If this exchange rate quote turned out to be 1.3000 offered, then that would imply that the market maker will charge one U.S. Dollar and thirty cents (or 1.3000 U.S. Dollars) for their client to purchase one Euro.

When learning how to quote a quote professionally, most trainee market makers need to develop experience taking into account several important factors that might need to be reflected in their quotes.  First of all, they need to be familiar with and use the quoting conventions appropriate for their market. Next, they need to determine where the market in the security or currency pair is being quoted at other market makers, at well-established brokers, on an electronic dealing platform, or on an exchange-traded market that they have access to in order to obtain a reference price.

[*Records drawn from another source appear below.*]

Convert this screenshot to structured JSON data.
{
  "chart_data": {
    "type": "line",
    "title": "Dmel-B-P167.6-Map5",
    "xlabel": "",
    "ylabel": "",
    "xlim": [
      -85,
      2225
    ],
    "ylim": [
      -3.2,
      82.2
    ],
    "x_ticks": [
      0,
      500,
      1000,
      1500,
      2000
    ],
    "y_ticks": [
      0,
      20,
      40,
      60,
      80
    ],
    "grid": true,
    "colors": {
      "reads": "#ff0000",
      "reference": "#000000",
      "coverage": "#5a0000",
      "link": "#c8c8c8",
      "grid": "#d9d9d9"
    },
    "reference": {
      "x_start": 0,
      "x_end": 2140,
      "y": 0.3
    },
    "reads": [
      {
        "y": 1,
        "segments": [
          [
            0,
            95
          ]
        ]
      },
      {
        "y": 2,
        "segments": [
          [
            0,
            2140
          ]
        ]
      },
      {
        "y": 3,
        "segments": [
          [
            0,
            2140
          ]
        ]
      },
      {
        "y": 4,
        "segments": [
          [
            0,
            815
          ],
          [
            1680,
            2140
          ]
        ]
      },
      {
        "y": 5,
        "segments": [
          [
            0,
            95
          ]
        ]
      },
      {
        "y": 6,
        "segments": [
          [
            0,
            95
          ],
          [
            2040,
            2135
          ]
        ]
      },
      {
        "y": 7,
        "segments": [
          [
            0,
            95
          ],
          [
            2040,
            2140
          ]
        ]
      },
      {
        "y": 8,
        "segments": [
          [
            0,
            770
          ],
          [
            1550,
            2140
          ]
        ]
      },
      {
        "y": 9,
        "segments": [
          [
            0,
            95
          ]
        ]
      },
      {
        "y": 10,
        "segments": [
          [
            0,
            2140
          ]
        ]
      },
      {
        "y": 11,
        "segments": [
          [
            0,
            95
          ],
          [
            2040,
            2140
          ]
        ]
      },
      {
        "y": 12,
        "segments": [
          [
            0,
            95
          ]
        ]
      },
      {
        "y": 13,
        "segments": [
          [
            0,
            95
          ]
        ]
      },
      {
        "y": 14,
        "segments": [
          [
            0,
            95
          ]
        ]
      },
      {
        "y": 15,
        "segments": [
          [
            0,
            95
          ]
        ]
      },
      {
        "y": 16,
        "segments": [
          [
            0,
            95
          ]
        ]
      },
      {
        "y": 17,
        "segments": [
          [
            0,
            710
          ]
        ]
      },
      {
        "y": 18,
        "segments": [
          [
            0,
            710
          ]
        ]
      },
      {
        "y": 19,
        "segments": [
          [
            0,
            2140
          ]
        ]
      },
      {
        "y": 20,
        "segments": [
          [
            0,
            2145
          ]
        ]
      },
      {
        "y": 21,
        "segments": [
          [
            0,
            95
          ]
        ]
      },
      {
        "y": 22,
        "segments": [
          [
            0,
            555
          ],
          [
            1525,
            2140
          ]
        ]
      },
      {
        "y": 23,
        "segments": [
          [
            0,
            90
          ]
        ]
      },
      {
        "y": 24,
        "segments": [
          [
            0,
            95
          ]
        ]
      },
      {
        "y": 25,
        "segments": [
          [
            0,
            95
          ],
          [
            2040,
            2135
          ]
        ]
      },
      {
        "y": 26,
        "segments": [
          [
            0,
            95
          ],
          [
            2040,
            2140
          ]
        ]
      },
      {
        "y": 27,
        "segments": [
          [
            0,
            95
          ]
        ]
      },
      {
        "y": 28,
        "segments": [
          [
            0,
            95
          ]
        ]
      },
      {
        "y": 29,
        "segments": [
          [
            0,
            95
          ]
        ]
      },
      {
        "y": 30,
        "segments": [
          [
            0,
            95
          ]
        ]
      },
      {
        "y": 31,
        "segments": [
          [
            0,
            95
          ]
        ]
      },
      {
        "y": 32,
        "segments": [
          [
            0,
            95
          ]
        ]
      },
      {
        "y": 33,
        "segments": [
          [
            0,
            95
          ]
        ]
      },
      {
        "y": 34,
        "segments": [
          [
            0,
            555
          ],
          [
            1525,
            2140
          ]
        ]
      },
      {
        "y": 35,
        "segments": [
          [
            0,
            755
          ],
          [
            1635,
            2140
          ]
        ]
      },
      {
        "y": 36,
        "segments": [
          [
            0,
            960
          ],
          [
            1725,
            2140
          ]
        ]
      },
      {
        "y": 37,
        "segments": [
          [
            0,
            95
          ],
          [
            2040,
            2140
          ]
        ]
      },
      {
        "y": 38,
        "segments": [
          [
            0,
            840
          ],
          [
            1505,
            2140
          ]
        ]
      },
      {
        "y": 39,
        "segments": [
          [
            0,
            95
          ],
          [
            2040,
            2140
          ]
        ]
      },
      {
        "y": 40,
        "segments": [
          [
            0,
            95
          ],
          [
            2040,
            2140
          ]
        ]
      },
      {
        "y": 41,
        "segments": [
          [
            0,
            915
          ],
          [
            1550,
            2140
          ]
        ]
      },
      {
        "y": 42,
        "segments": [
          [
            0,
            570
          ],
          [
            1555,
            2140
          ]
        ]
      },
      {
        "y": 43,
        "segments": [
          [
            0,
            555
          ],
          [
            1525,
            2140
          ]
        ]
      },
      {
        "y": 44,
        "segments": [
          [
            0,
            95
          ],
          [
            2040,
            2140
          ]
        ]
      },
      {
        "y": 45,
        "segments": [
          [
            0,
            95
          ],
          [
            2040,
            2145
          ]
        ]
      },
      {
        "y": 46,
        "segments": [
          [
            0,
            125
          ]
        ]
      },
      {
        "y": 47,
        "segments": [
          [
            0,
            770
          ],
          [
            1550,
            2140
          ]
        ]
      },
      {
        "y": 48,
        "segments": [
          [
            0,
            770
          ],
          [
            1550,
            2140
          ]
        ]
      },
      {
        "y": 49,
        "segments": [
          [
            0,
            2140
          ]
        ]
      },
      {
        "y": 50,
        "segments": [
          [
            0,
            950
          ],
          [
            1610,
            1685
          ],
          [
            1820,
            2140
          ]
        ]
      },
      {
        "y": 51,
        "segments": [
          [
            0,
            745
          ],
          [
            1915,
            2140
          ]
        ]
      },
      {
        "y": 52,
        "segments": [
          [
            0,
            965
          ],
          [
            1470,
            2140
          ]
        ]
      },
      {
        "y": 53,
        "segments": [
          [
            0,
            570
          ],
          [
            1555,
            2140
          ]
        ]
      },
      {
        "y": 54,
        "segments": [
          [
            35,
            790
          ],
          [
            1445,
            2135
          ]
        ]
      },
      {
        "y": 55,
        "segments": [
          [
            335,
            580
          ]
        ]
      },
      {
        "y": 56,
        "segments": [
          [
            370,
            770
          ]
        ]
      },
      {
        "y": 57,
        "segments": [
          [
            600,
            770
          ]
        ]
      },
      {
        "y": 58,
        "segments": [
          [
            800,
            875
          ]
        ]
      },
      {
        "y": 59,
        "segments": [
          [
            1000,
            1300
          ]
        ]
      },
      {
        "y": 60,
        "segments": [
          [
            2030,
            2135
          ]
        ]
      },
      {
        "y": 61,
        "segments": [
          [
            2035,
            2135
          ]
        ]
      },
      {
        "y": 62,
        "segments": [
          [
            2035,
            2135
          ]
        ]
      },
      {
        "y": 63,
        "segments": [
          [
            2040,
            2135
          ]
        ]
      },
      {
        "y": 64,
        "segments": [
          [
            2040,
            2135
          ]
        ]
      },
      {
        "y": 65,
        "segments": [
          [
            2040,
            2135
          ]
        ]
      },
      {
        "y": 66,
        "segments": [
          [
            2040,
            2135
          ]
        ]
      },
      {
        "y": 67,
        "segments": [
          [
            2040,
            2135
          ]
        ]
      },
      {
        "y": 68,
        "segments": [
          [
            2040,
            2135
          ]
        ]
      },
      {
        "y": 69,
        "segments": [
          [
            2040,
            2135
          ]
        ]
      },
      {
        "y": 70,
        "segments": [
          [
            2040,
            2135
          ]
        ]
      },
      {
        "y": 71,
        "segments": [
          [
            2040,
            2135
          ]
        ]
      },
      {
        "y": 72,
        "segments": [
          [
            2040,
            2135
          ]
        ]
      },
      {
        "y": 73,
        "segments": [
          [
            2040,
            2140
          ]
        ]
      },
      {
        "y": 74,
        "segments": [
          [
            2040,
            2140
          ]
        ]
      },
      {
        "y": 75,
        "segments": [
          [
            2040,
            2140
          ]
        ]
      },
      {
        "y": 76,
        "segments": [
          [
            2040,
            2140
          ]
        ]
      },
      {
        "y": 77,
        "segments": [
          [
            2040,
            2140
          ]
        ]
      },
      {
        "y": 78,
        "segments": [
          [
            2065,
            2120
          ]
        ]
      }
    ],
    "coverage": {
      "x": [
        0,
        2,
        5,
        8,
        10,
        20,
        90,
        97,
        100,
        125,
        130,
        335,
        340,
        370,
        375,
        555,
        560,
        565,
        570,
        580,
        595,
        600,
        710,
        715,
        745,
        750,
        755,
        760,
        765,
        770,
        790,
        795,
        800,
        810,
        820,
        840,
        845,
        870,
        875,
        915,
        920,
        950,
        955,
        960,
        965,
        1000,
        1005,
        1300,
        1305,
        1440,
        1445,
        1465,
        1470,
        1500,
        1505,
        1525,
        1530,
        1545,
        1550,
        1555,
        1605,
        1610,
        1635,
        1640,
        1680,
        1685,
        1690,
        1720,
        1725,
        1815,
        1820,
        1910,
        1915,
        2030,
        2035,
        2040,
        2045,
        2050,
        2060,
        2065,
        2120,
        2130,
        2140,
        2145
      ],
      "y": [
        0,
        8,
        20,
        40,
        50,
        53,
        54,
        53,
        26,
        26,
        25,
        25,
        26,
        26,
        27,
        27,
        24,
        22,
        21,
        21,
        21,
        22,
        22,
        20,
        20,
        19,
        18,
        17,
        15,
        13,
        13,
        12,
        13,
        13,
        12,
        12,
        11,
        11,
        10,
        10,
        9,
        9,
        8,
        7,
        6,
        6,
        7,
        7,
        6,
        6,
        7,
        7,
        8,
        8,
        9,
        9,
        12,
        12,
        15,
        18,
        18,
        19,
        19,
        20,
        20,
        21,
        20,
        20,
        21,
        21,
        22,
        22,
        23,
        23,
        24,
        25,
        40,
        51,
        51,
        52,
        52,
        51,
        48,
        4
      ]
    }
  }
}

In addition, they need to take into account the size of the transaction they are being asked to quote on. Especially large or small transactions tend to be quoted using a wider bid/offer spread around the reference price.

Another key item to take into account when quoting a price is the market maker’s view on whether the market is likely to rise or fall within the time frame that they anticipate holding the position that their client might deal with them.  If they think that the market is likely to rise, then they might show their client a better bid but a higher offer than the reference price.